How can organizations deal with massive amounts of data in an intelligent manner? Throw AI at it, of course, but then the question becomes, with what? Intel believes they have the answer with their open-sourced Analytics Zoo platform, which they presented at May’s AI Field Day event.
Addressing the Growing Problem of Big Data
As of three years ago, the physical weight of all of the data stored on the internet increased from that of a strawberry (50 g) to about 5 ounces. When put on such a scale, that amount seems somewhat insignificant, but today’s IT organizations know that there are metaphorical tons of data at their disposal. With zettabytes on zettabytes of data being generated year over year, one of the most critical tasks heaped onto the plates of IT practitioners is making the most of said data, often through data analytics.
By consuming and operating on data, organizations can identify many key performance indicators, whether in regards to their operations, their processes, their marketing, sales, etc. The sheer amount of data at an organization’s disposal, however, means that it’s difficult to hone in on the most important points without spending loads of time. What’s more, as IT organizations continue to recover from last year’s budget cuts, finding ways to analyze data at massive scales without breaking the bank also proves less than simple.
Efficient Big Data Analytics through AI
Intel offers a solution that not only smartly analyzes big data with the help of artificial intelligence, but offers it in a completely open-sourced fashion. Intel’s Analytics Zoo combines big data analytics with the power of AI to build and productionize end-to-end data pipelines on their Xeon architecture. Analytics Zoo also combines with other Intel features like SGX to ensure data remains confidential while being processed.

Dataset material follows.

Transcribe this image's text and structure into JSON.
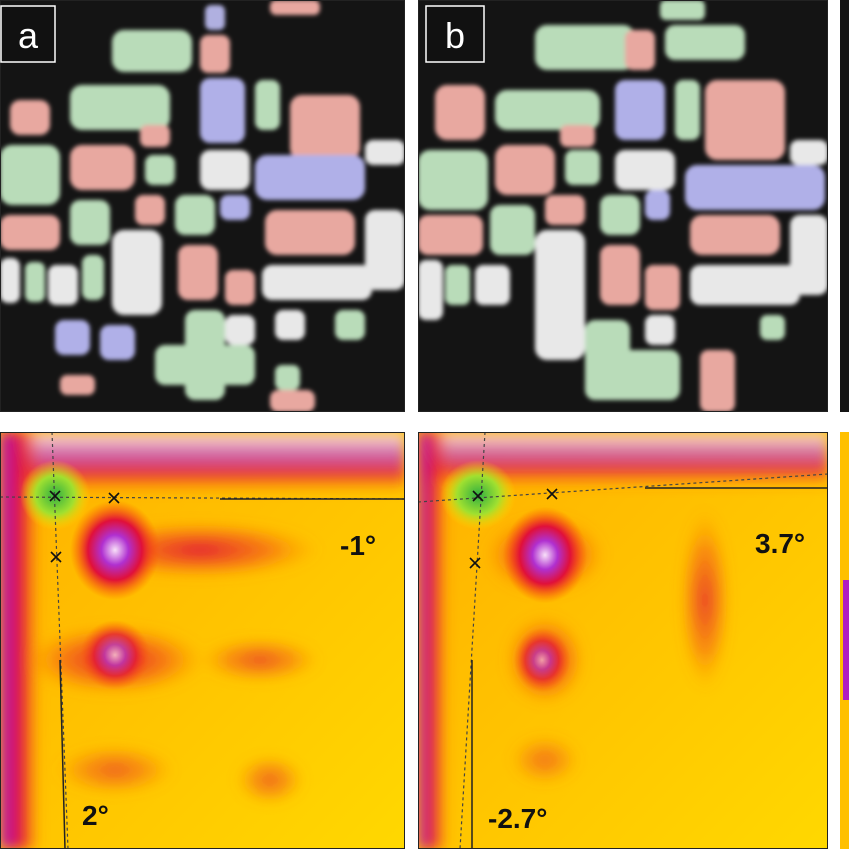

Looking at the diagram of the Analytics Zoo platform above, one of the more intriguing “animals” in the Zoo (and, in fact, the only one named after an animal) is Orca. Using Orca, a single developer can create, test, and deploy an AI-driven analytics model from their laptop, and then deploy that model out to the cloud in a Kubernetes or Hadoop YARN cluster. Doing so allows organizations to easily and effectively scale their data analytics to a massive scale, backed by the extensibility of the cloud.
Analytics Zoo in Action
During their appearance at May’s AI Field Day event, Intel’s Chief Architect of Big Data AI, Jason Dai, presented stories of how Intel customers are using Analytics Zoo. The first customer Dai touched on is Burger King (which, serendipitously, I was eating as I wrote this piece).
In the case of Burger King, Intel’s Analytics Zoo is tied into their menu app, acting in the background and leveraging both information gathered from their customers at large, as well as the individual operating the app. Analytics Zoo intakes all of that information and brings it back to the app in real-time to help recommend food items that the user would be most inclined to order. It also offered the user deals based on several key indicators: location, previous orders, and even time of day, as some offers are only valid for breakfast. In practice, Burger King found that this approach helped drive business by creating a customized, tailored experience for their app’s users, who were then more inclined to use the promotional offers than before the introduction of Analytics Zoo.
Perhaps more interesting than the business value is the deep learning model at play in Burger King’s Analytic Zoo rollout, dubbed DeepFlame. As seen in the graphic above, four different AI models — BERT, ResNET50, TxT, and K-Means — work in sequence to deliver the full DeepFlame experience for users of the Burger King app.
BERT works by identifying the actual text of the offer itself, what food is included, the price, etc. It’s compared against the respective image for that offer, which is sourced by ResNET50. TxT, which Dai introduced at the previous AI Field Day event. This compares the offers against the probability that a user will be interested in them based on Burger King’s selling models and sales results. Finally, all of that information is funneled through the K-Means model, which compares everything against the behaviors of the actual user of the app, delivering a final experience of offers that have the highest likelihood of being browsed and selected by the user.
The use cases for Analytics Zoo are fascinating, and practically anyone can spin up their own big data analytics operations powered by AI, making it invaluable for nearly any size operation. And, since it can run both on a laptop and in massive-scale cloud environments, I think we’ll be seeing a lot more of Analytics Zoo in the future, too.